More disturbing to me was when CEJA seemed to agree with a statement by Canadian psychiatrist Harvey Chochinov who stated that “neither those who are strongly supportive nor those who are opposed hold a monopoly on integrity and a genuine concern for the well-being of people contemplating end of life. Equally true: neither side is immune from impulses shaped more by ideology than a deep and nuanced understanding of how to best honor and address the needs of people who are suffering.” That statement gives moral high ground equally to both those working to legalize physician-assisted suicide and those that oppose it and relegates the issue to a matter of personal opinion. Those on both sides of the debate can’t be morally and ethically right at the same time.
The report then comments that the present adequacy of “safeguards” are deeply contested and “current evidence from Europe does tell a cautionary tale.” The report then recommends more robust independent safeguards and quotes a recent commentary in JAMA Internal Medicine 2015; 175:1640-1641 that said, “part of the problem with the slippery slope is you never know when you are on it.”
After all that and more, CEJA recommended:
“That in its current form the Code offers guidance to support physicians and the patients they serve in making well-considered, mutually respectful decisions about legally available options for care at the end of life in the intimacy of a patient-physician relationship. The Council on Ethical and Judicial Affairs therefore recommends that the Code of Medical Ethics not be amended.”

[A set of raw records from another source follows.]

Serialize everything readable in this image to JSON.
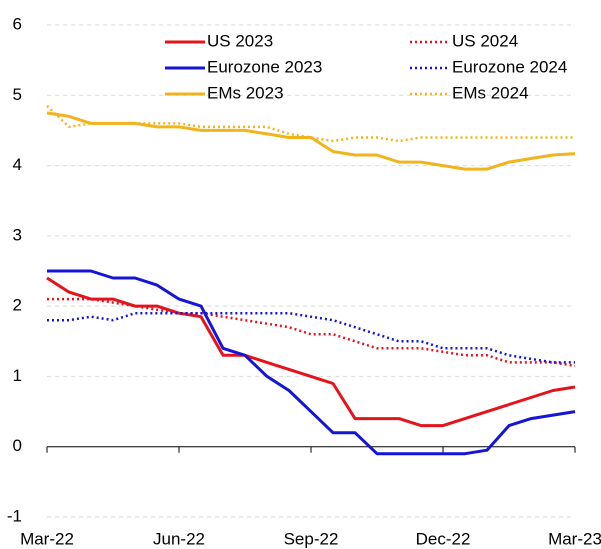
{
  "chart_data": {
    "type": "line",
    "categories": [
      "Mar-22",
      null,
      null,
      null,
      null,
      null,
      "Jun-22",
      null,
      null,
      null,
      null,
      null,
      "Sep-22",
      null,
      null,
      null,
      null,
      null,
      "Dec-22",
      null,
      null,
      null,
      null,
      null,
      "Mar-23"
    ],
    "series": [
      {
        "name": "US 2023",
        "color": "#e5131b",
        "line_style": "solid",
        "values": [
          2.4,
          2.2,
          2.1,
          2.1,
          2.0,
          2.0,
          1.9,
          1.85,
          1.3,
          1.3,
          1.2,
          1.1,
          1.0,
          0.9,
          0.4,
          0.4,
          0.4,
          0.3,
          0.3,
          0.4,
          0.5,
          0.6,
          0.7,
          0.8,
          0.85
        ]
      },
      {
        "name": "US 2024",
        "color": "#e5131b",
        "line_style": "dotted",
        "values": [
          2.1,
          2.1,
          2.1,
          2.05,
          2.0,
          1.95,
          1.9,
          1.9,
          1.85,
          1.8,
          1.75,
          1.7,
          1.6,
          1.6,
          1.5,
          1.4,
          1.4,
          1.4,
          1.35,
          1.3,
          1.3,
          1.2,
          1.2,
          1.2,
          1.15
        ]
      },
      {
        "name": "Eurozone 2023",
        "color": "#1515d6",
        "line_style": "solid",
        "values": [
          2.5,
          2.5,
          2.5,
          2.4,
          2.4,
          2.3,
          2.1,
          2.0,
          1.4,
          1.3,
          1.0,
          0.8,
          0.5,
          0.2,
          0.2,
          -0.1,
          -0.1,
          -0.1,
          -0.1,
          -0.1,
          -0.05,
          0.3,
          0.4,
          0.45,
          0.5
        ]
      },
      {
        "name": "Eurozone 2024",
        "color": "#1515d6",
        "line_style": "dotted",
        "values": [
          1.8,
          1.8,
          1.85,
          1.8,
          1.9,
          1.9,
          1.9,
          1.9,
          1.9,
          1.9,
          1.9,
          1.9,
          1.85,
          1.8,
          1.7,
          1.6,
          1.5,
          1.5,
          1.4,
          1.4,
          1.4,
          1.3,
          1.25,
          1.2,
          1.2
        ]
      },
      {
        "name": "EMs 2023",
        "color": "#f2b41c",
        "line_style": "solid",
        "values": [
          4.75,
          4.7,
          4.6,
          4.6,
          4.6,
          4.55,
          4.55,
          4.5,
          4.5,
          4.5,
          4.45,
          4.4,
          4.4,
          4.2,
          4.15,
          4.15,
          4.05,
          4.05,
          4.0,
          3.95,
          3.95,
          4.05,
          4.1,
          4.15,
          4.17
        ]
      },
      {
        "name": "EMs 2024",
        "color": "#f2b41c",
        "line_style": "dotted",
        "values": [
          4.85,
          4.55,
          4.6,
          4.6,
          4.6,
          4.6,
          4.6,
          4.55,
          4.55,
          4.55,
          4.55,
          4.45,
          4.4,
          4.35,
          4.4,
          4.4,
          4.35,
          4.4,
          4.4,
          4.4,
          4.4,
          4.4,
          4.4,
          4.4,
          4.4
        ]
      }
    ],
    "ylim": [
      -1,
      6
    ],
    "yticks": [
      -1,
      0,
      1,
      2,
      3,
      4,
      5,
      6
    ],
    "grid": true,
    "legend": "top"
  }
}
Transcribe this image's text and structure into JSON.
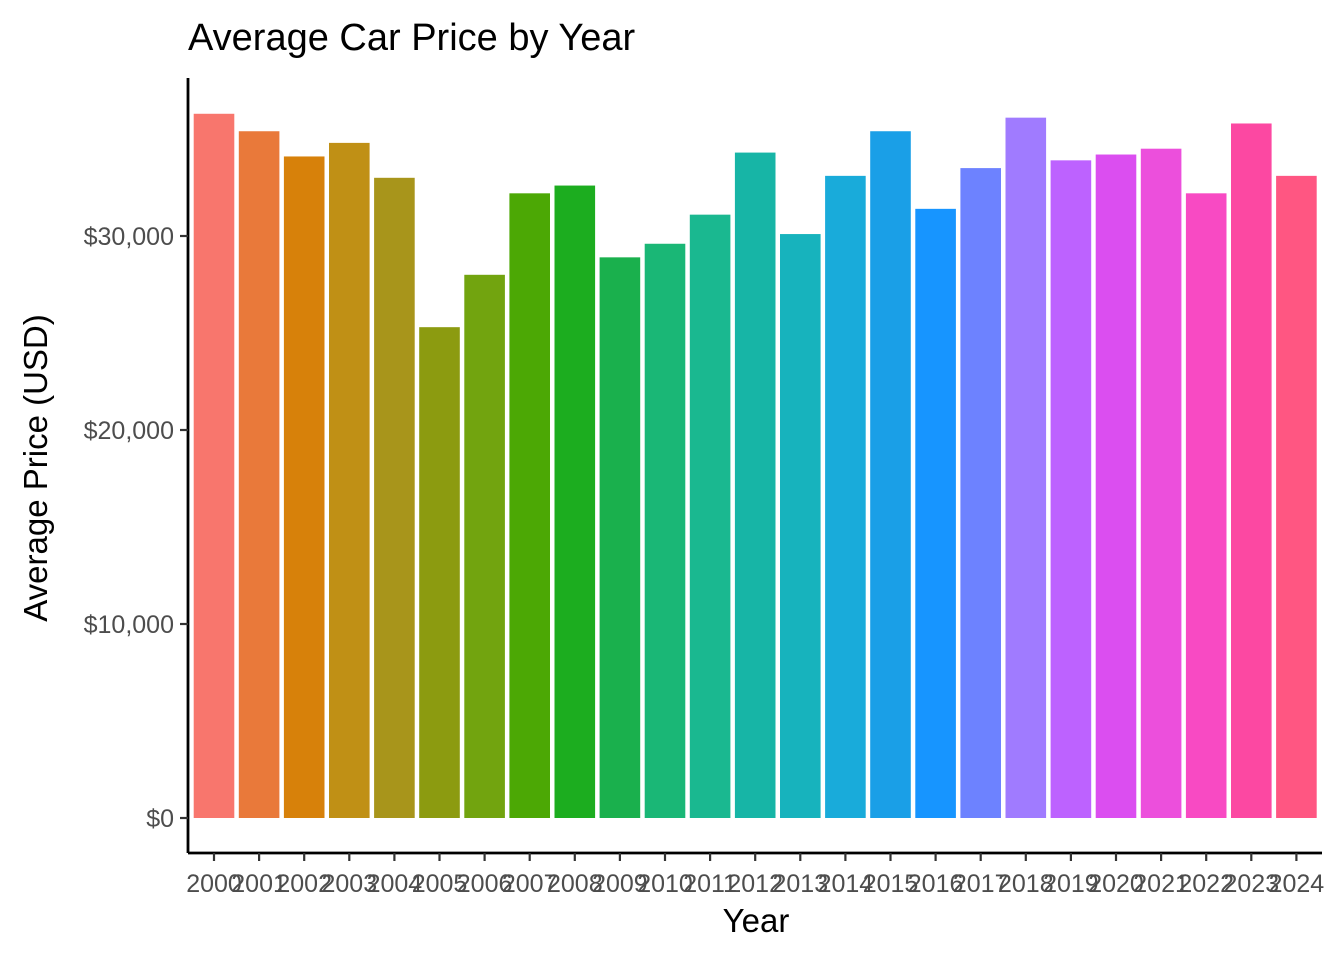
{
  "chart_data": {
    "type": "bar",
    "title": "Average Car Price by Year",
    "xlabel": "Year",
    "ylabel": "Average Price (USD)",
    "categories": [
      "2000",
      "2001",
      "2002",
      "2003",
      "2004",
      "2005",
      "2006",
      "2007",
      "2008",
      "2009",
      "2010",
      "2011",
      "2012",
      "2013",
      "2014",
      "2015",
      "2016",
      "2017",
      "2018",
      "2019",
      "2020",
      "2021",
      "2022",
      "2023",
      "2024"
    ],
    "values": [
      36300,
      35400,
      34100,
      34800,
      33000,
      25300,
      28000,
      32200,
      32600,
      28900,
      29600,
      31100,
      34300,
      30100,
      33100,
      35400,
      31400,
      33500,
      36100,
      33900,
      34200,
      34500,
      32200,
      35800,
      33100
    ],
    "colors": [
      "#F8766D",
      "#E9793A",
      "#D7810A",
      "#C09015",
      "#A8951B",
      "#8C9B10",
      "#72A40F",
      "#4CA805",
      "#1CAD1F",
      "#1AB04D",
      "#1AB776",
      "#1AB890",
      "#17B5A6",
      "#17B3BD",
      "#19ABDA",
      "#1A9FE7",
      "#1795FF",
      "#6D82FF",
      "#A07BFF",
      "#BD62FF",
      "#DB4EF0",
      "#EC4FDC",
      "#F84AC3",
      "#FC48A2",
      "#FF5682"
    ],
    "yticks": [
      0,
      10000,
      20000,
      30000
    ],
    "ytick_labels": [
      "$0",
      "$10,000",
      "$20,000",
      "$30,000"
    ],
    "ylim": [
      0,
      38000
    ],
    "grid": false,
    "legend": "none"
  }
}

Though that recommendation doesn’t change the AMA’s position that “physician-assisted suicide is fundamentally inconsistent with the physician’s professional role,” it is hard to reconcile that the same code “offers guidance to support physicians and the patients they serve in making well-considered, mutually respectful decisions about legally available options for care at the end of life in the intimacy of a patient-physician relationship.”
The battle is not over. The recommendation will be accepted or rejected at the House of Delegates AMA meeting on June 9-13 at the Hyatt Regency Chicago in Chicago, Illinois. If you are an AMA member, I encourage you to show up and support CEJA’s “no change” recommendation. If you are an AMA member, please testify at the Reference Committee Meeting on Sunday, June 10 at 8:30 a.m. If nothing else, please contact your AMA delegate or leave a comment on the AMA site. Here is the link to the full CEJA statement. Here is a link to the list of AMA delegates. Here is a link where you can give a commentary online. You will need to create a login if you are not an AMA member in order to leave a comment.
It is obvious to me that the AMA is just a razor’s edge from going neutral on this issue. If that happens, an avalanche of states will legalize physician-assisted suicide. You and I cannot be silent or trust, which is the foundation of the doctor-patient relationship, will be destroyed and, soon after, our profession will be destroyed as well.